PBI19 Replicating Clinical Trial Exclusion Criteria in a Claims-Based Cohort of Patients with Chronic Inflammatory Demyelinating Polyradiculoneuropathy (CIDP) Initiating Intravenous Immunoglobulin (IVIG) Treatment

Abstract

CIDP is a debilitating, progressive, or relapsing disorder, affecting the peripheral nervous system, for which immunomodulatory IVIG is considered a first-line treatment. We replicated the exclusion criteria from a randomized controlled trial (RCT) in a real-world, claims-based cohort in this population to evaluate how a real-world population differs from RCT populations. Patients initiating IVIG after diagnosis with CIDP were identified from commercial, Medicare, and Medicaid claims, from 2008 through 2018, at their first use of IVIG following 6 months without use of immunoglobulins. Comorbidity- and treatment-based exclusion criteria from an ongoing RCT (NCT02549170) in CIDP patients were defined in claims data and applied to the IVIG cohort (using 6–12 months of available patient data prior to enrollment) to observe the impact on the study population. Not all RCT exclusion criteria could be defined in the claims data; those that could be defined included other neuropathies, multiple sclerosis, Parkinson’s disease, diabetic neuropathy, high-dose systemic corticosteroid use, plasma exchange/plasmapheresis, and immunosuppressant use.
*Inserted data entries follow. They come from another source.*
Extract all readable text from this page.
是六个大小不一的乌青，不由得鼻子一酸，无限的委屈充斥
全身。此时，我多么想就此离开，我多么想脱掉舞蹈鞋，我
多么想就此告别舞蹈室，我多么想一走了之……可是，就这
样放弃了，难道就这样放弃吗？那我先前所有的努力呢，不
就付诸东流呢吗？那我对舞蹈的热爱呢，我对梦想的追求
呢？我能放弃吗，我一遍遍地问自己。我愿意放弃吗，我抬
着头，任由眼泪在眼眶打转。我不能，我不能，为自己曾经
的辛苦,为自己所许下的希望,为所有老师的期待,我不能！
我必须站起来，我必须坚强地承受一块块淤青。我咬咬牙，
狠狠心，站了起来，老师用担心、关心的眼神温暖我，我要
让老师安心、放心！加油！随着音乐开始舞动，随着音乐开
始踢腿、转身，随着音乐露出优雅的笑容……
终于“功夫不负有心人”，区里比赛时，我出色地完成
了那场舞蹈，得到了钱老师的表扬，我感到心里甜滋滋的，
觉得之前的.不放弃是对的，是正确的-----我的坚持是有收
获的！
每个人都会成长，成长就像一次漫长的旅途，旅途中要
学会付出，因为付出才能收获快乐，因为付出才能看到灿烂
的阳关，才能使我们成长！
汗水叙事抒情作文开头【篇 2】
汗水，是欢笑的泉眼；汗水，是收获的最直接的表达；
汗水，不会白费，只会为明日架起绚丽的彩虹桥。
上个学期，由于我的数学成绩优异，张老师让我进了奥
Of the 3975 IVIG initiators with CIDP identified, 75.4% would have met the RCT exclusion criterion of diagnosis of a different neuropathy, 26.5% had corticosteroid use in the 90 days prior to eligibility, and 15.9% had diabetic neuropathy or uncontrolled diabetes. Other RCT exclusion criteria were each present in <7.0% of the study population. After cumulatively applying all RCT exclusion criteria, 86.1% of the original study population was excluded. Applying exclusion criteria used in an RCT would have excluded most of the identified IVIG users with CIDP, primarily resulting from one criterion: other neuropathy. Although some RCT exclusions may be necessary to reduce misclassification of CIDP status, the resulting RCT-replicated population does not accurately reflect real-world users of IVIG.